Salah satu ayat Al-Quran yang menerangkan fenomena
alam yaitu surah Al-Qamar ayat 1, yang berbunyi,
اِقْتَرَبَتِ
السَّاعَةِ وَانْشَقَّ الْقَمَرُ (۱)
"Saat (hari Kiamat) semakin dekat, bulan pun terbelah"
Ayat inilah yang membuat seorang lelaki
berkebangsaan Inggris bernama David Musa Pidcock masuk Islam. Sewaktu ia
membaca ayat diatas, ia bertanya-tanya, bagaimana mungkin bulan bisa terbelah
kemudian bersatu kembali? Lalu dia menonton siaran langsung sebuah dialog di
televisi. Dialog itu dipandu James Burke, dan dihadiri oleh tiga pakar
astronomi dari Amerika. Sang presenter mencela kegiatan perjalanan antariksa,
yang menurutnya termasuk pemborosan. Diantaranya pada tahun 1969, yang mencapai
angka US$100 miliar, hanya untuk menurunkan sseorang Neil Armstrong di bulan.

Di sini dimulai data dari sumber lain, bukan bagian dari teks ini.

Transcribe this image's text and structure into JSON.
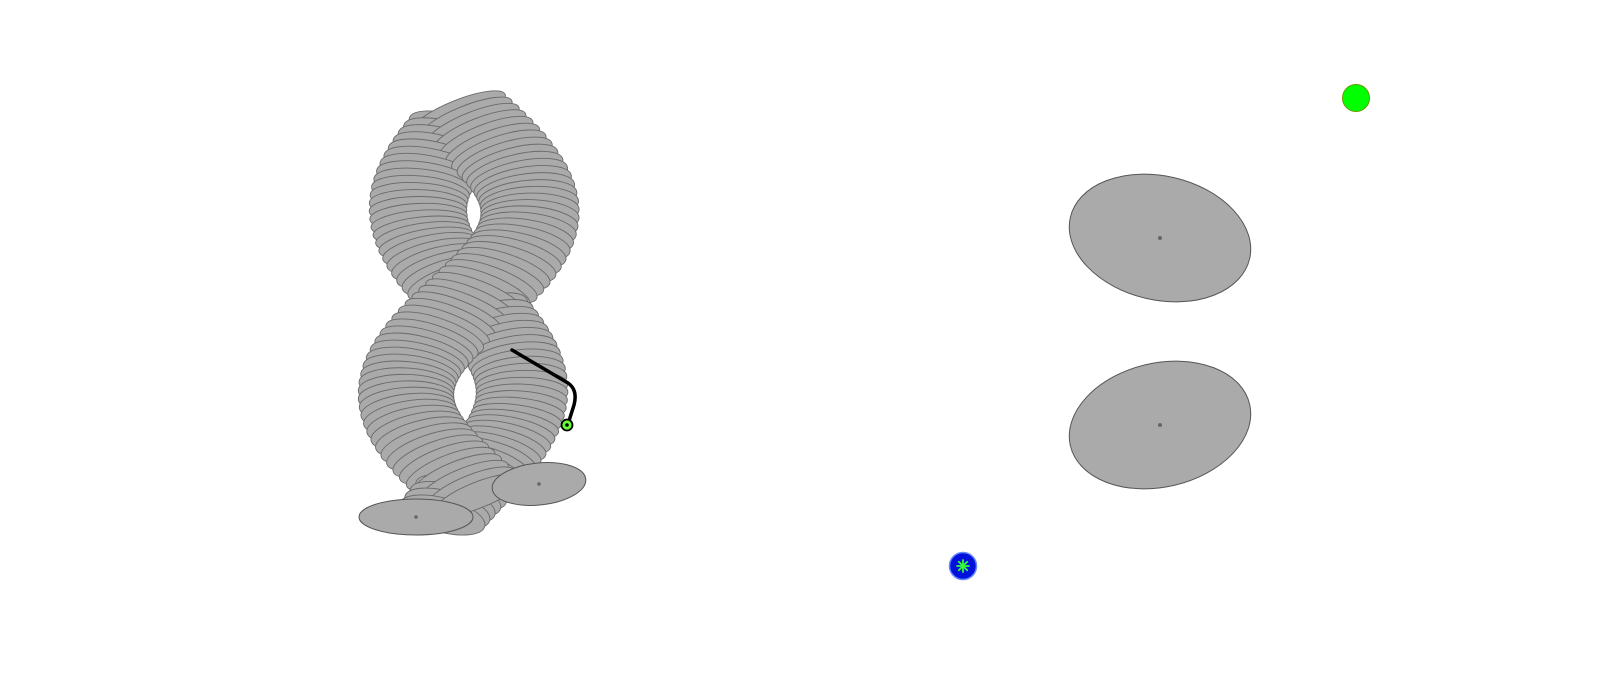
{
  "scene": {
    "background": "#ffffff",
    "shape_fill": "#aaaaaa",
    "shape_stroke": "#555555",
    "slice_stroke": "#6a6a6a",
    "center_dot_color": "#666666"
  },
  "twist_sculpture": {
    "slice_count": 60,
    "strand_count": 2
  },
  "tether": {
    "line_color": "#000000",
    "handle_fill": "#66ff33",
    "handle_ring": "#000000"
  },
  "cross_sections": {
    "count": 2
  },
  "controls": {
    "start_button": {
      "fill": "#00ff00",
      "stroke": "#669900"
    },
    "reset_button": {
      "fill": "#0011dd",
      "stroke": "#6688ff",
      "icon_color": "#33ff33",
      "icon": "asterisk-icon"
    }
  }
}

Padahal, masih banyak manusia yang hidup dalam kemiskinan, menderita kelaparan,
dan mengidap berbagai penyakit.[5]
Para pakar astronomi itu menjawab, tujuan dari
perjalanan-perjalanan antariksa adalah studi ilmiah terhadap benda-benda
langit. Dan, studi ini telah berhasil mendapatkan fakta ilmiah yang sangat
hebat dan mengagumkan. Fakta ilmiah tersebut adalah, bulan pada masa lalu
terbelah menjadi dua kemudian bersatu kembali. Bukti mengenai hal ini adalah
adanya celah melengkung dan panjang di bebatuan bulan. Celah itu berada di
permukaan hingga ke dalam perut bulan. Beberapa peralatan untuk meneliti gempa
pun digunakan untuk memastikan kondisi celah tersebut. Celah tersebut memiliki
kedalaman hingga beberapa kilometer, sementara lebarnya antara 500 hingga 5.000
meter. Celah itu memanjang sejauh 250km berupa garis lurus dan melengkung, dan
berawal dari kutub selatan bulan, disisi yang tidak terlihat oleh bumi. Setelah
mendengar pernyataan itu, David merasa senang dan kagum. Ia segera membaca
terjemahan ayat-ayat Al-Quran, dan karena ayat ini juga dia masuk Islam.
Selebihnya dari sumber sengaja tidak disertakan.